When asked why getting mail to the county is so difficult and when asked about the Dillon facility’s ongoing struggles, Postal Service spokesperson James Boxrud did not provide any details and instead pointed to the county’s lack of affordable housing for the organization’s staffing issues.
“(The Postal Service) is ready to serve, but we have difficulty retaining employees due to the lack of affordable housing options,” he wrote in an email. “We implore local leadership to help us find solutions.”
In the email, Boxrud did not mention the town of Dillon’s willingness to partner on a housing project.
In a follow-up email, Summit County Manager Scott Vargo said he was aware of this concern and that his team has also tried to provide solutions.

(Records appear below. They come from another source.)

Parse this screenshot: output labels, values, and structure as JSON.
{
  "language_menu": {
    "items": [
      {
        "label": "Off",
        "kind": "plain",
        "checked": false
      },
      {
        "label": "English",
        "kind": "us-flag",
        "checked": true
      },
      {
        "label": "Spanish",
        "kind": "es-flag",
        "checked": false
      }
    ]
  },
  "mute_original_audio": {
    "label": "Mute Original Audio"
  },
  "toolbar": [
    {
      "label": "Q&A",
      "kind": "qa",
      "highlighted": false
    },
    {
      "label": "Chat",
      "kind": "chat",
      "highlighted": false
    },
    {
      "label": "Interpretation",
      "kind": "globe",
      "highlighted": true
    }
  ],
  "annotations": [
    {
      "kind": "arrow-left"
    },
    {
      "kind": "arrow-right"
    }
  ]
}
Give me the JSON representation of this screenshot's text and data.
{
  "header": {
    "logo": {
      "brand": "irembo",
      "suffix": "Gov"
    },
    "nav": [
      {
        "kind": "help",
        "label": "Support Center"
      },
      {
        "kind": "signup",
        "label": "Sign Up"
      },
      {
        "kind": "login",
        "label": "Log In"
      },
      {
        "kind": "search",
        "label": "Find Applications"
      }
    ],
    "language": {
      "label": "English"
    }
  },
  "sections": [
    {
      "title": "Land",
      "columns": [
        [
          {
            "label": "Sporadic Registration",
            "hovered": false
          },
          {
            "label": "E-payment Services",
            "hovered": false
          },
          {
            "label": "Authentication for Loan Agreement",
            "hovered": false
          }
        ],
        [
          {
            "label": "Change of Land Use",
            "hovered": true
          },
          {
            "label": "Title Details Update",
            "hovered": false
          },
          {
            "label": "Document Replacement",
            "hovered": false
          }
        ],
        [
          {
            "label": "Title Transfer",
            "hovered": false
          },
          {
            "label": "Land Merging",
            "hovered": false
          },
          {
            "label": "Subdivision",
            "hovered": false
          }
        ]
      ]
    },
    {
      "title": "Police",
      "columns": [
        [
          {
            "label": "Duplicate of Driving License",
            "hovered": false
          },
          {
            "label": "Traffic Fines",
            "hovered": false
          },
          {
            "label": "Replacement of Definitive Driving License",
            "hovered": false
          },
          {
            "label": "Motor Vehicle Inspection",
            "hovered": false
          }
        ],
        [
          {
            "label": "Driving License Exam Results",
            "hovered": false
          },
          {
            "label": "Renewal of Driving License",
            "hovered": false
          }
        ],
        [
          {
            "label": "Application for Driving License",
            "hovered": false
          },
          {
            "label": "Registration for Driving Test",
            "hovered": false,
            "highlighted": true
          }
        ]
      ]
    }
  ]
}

“We have offered to continue to explore various housing opportunities, and we have asked them to contact us when they have a potential hire with a housing challenge to see if any of our jurisdictions might have a vacancy within our housing stock or if we can provide any other housing referral info,” Vargo wrote in an email. “They haven’t reached out to me to explore options in greater detail following the meetings I have participated in with (Postal Service) folks.”
Boxrud acknowledge the meeting held a few weeks ago and said the Postal Service is “committed to working with each town to address their individual needs to every extent possible.” He also noted that follow-up sessions will be scheduled “in the near future” to improve communications and that the Dillon facility is “being elevated for further review.”